The Basques are the oldest settled race in Europe. They are locked in their language. Are they a pocket of the original Iberians caught in the mountains? No one knows. Their language is like the code of a secret society and has been very useful to them in smuggling. Racial generalizations are pleasant to make but they rarely fit the case. One would suppose, for example, that the French and the Spanish Basques are alike, but in fact the French Basques are a poor and backward race of peasants and fishermen; the Spanish Basques are prosperous and those in the cities are active, well off, and progressive in the material sense. To a northerner they are more “progressive” than the people of Barcelona. When we notice that deterioration at Irún, what we are really looking at is not the Basque provinces, but the negligent stain of bureaucratic Spain seeping up by the railway from Castile.
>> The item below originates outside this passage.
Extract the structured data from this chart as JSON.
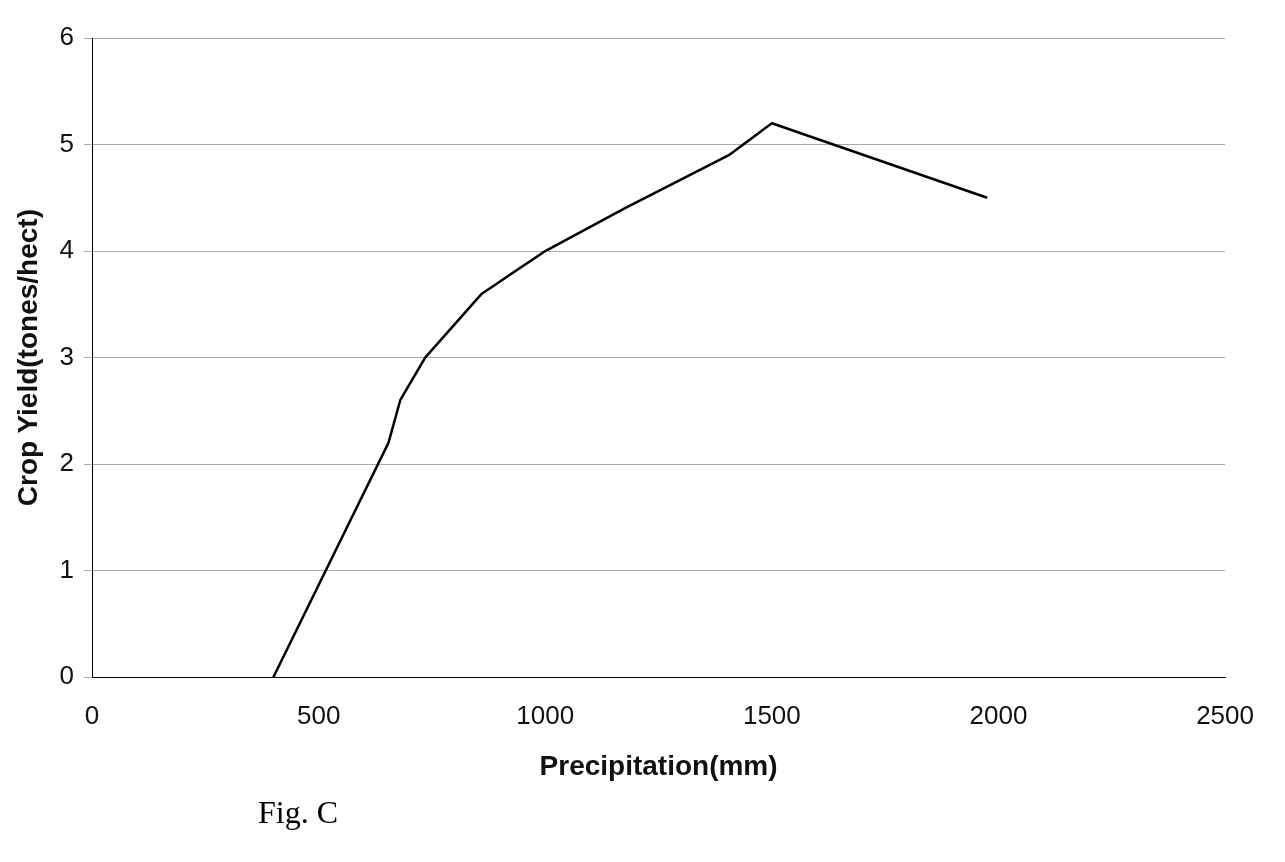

The traditional fanaticism of the Spanish Catholic is the expression of a people who are naturally prone to scepticism: they go from one extreme to the other. Spanish atheism is as violent and intolerant as Spanish piety. The Basques have a different character. Their Catholicism is solid in all classes and is not in the least fanatical. They have little religious superstition and have little regard—perhaps because they are poor in imagination and poetry—for the image-loving and decorative forms of Catholicism. Their religion is plain; their faith is immovable—Qui dit Basque, dit Catholique—and is married to the sense of tradition which rules them. In this they have the integration of primitive societies. That is to say their religion is racial and dispenses with both the aggressive and the mystical feeling of other kinds of Catholicism. In the Spanish Civil War the Basque Catholics fought for their autonomy beside the Republicans—the so-called “Reds,” who were commonly anticlerical, when they were not irreligious—presumably because the Basques knew their religion could not be endangered. The Basque Christianity is closer to the Old Testament than to the New and is even a little Protestant in its plain, practical simplicity. The Basque novelist Pío Baroja, who speaks of himself as an anarchist and an atheist, goes as far as to question both the traditionalism and the religiosity of his people. He recalls the testimony of mediæval missionaries who found the Basques at that time completely pagan, and Ortega y Gasset has pointed out that in the Basque language
there was no word for God. For this conception the Basques used a circumlocution: el señor de lo alto, the feudal lord higher up, the chief or the laird, a simple idea springing from their tribal organization and not from the religious imagination. The religious spirit of the Basques is exemplified by Saint Ignatius Loyola, the founder of the Jesuit order. Whatever may have been the visionary experiences of the saint, he thought of his mission in the practical terms of soldiery: the militant company obeying orders from someone “higher up.” Elsewhere in Spain the Church has become separated from the people; in the Basque provinces it is united with them.